Suararevolusi.com – Pati Jawa Tengah
Tanah yang berceceran di jalan, seringkali akibat aktivitas proyek atau truk pengangkut tanah, sangat berbahaya karena mencemari lingkungan, menyebabkan gangguan pernapasan, mata perih, serta risiko kecelakaan lalu lintas akibat jalan licin.
Dengan hal tersebut banyak dirasakan pengguna jalan yang saat ini melintasi dari sepanjang jalan Tlogowungu menuju Desa Guwo. Sehingga mereka resah dengan keadaan jalan yang penuh tanah berceceran, karena dapat mengancam keselamatan. Mereka harus ekstra hati – hati untuk menghindari terjadinya kecelakaan.
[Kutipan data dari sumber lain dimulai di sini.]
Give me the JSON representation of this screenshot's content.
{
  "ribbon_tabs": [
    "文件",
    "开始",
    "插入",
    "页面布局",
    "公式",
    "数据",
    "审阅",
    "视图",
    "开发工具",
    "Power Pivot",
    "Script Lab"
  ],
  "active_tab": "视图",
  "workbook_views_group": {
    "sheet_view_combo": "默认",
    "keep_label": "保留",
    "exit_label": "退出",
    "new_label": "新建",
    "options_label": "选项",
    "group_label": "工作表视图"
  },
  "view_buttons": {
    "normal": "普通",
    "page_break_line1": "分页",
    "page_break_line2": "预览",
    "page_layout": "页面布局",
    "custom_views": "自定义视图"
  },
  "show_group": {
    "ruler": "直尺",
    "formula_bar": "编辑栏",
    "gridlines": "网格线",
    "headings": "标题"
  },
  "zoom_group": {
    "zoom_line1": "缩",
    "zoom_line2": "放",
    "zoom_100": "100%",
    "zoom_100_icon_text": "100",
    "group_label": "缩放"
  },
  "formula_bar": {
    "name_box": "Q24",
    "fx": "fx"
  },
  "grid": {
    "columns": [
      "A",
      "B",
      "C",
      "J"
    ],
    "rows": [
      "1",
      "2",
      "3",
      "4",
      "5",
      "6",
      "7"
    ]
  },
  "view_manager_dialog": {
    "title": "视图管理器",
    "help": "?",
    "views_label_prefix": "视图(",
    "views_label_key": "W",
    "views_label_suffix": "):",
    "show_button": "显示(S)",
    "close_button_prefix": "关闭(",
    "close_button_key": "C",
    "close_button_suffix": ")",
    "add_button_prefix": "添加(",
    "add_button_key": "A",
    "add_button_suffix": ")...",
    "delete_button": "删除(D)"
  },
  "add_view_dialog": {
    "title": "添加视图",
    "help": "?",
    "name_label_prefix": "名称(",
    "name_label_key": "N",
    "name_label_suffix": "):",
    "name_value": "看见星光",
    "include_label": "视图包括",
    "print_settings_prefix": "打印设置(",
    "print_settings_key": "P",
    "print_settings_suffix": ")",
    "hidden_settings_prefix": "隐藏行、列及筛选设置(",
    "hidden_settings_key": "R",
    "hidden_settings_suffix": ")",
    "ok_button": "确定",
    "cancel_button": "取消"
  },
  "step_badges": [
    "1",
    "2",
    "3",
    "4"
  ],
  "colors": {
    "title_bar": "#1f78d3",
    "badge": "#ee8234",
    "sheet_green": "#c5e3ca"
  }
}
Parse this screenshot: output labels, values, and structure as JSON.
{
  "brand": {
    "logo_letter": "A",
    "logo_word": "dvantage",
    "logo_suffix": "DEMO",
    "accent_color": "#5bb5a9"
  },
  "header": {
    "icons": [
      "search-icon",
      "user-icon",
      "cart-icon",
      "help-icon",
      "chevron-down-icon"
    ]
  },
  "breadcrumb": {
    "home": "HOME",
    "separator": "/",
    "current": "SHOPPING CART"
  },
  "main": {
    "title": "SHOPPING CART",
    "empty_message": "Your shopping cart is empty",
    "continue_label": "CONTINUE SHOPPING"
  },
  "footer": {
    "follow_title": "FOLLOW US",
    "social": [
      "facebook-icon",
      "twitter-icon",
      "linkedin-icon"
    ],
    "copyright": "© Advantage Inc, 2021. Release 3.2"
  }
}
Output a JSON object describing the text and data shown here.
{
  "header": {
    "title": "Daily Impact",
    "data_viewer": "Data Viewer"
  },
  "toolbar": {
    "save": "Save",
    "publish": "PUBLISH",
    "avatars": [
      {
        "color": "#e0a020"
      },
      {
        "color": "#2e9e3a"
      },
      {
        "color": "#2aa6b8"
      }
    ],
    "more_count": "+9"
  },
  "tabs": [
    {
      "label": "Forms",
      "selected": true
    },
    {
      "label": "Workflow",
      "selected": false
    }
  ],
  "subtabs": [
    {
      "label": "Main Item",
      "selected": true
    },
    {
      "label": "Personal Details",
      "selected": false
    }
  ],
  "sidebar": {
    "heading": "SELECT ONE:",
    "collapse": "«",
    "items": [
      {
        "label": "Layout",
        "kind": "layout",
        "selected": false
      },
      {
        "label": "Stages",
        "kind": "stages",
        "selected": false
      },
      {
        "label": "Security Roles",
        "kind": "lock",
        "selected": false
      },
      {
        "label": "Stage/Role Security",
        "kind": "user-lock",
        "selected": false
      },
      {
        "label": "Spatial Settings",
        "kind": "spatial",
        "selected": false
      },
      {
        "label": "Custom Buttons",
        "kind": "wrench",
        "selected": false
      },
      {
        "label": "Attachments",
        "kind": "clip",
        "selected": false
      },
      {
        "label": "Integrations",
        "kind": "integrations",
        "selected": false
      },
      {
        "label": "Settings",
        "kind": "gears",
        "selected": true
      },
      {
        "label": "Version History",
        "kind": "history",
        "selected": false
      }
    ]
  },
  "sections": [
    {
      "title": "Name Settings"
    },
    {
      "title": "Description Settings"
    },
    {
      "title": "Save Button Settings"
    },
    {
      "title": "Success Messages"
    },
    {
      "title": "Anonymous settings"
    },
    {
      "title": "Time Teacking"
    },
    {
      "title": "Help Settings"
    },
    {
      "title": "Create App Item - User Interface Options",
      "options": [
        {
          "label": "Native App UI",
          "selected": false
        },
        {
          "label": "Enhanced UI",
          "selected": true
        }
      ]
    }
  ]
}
Menurut informasi warga sekitar, tanah – tanah yang berceceran diketahui saat dirinya hendak menuju Masjid, untuk melakukan sholat Shubuh. Dan dirinya juga harus hati-hati, walaupun dengan berjalan kaki, karena jalan yang terkena tanah merah itu licin.” Ucap terang warga saai itu, Kamis 23 April 2026
Armada (truk) pengangkut tanah yang cecerannya mengotori jalan dapat dikenakan sanksi tegas karena membahayakan keselamatan pengguna jalan dan merusak fungsi jalan.
Denda Maksimal Rp 50 Juta: Orang yang merusak prasarana jalan atau menyebabkan fungsi jalan terganggu dapat diancam pidana penjara paling lama satu tahun atau denda paling banyak Rp 50 juta.
Tanggung Jawab Proyek: Sesuai UU No. 22 Tahun 2009 tentang Lalu Lintas dan Angkutan Jalan, setiap orang dilarang melakukan perbuatan yang mengakibatkan gangguan pada fungsi jalan.
Sanksi Sosial/Penertiban: Selain denda, truk yang melanggar seringkali dikenakan tindakan penertiban berupa teguran, penghentian operasional sementara, hingga pembersihan jalan oleh pihak perusahaan/kontraktor yang bersangkutan.
Warga/Pengguna jalan berharap Dinas terkait untuk segera bertindak, guna untuk pembersihan ceceran tanah, antisipasi terjadinya kecelakaan.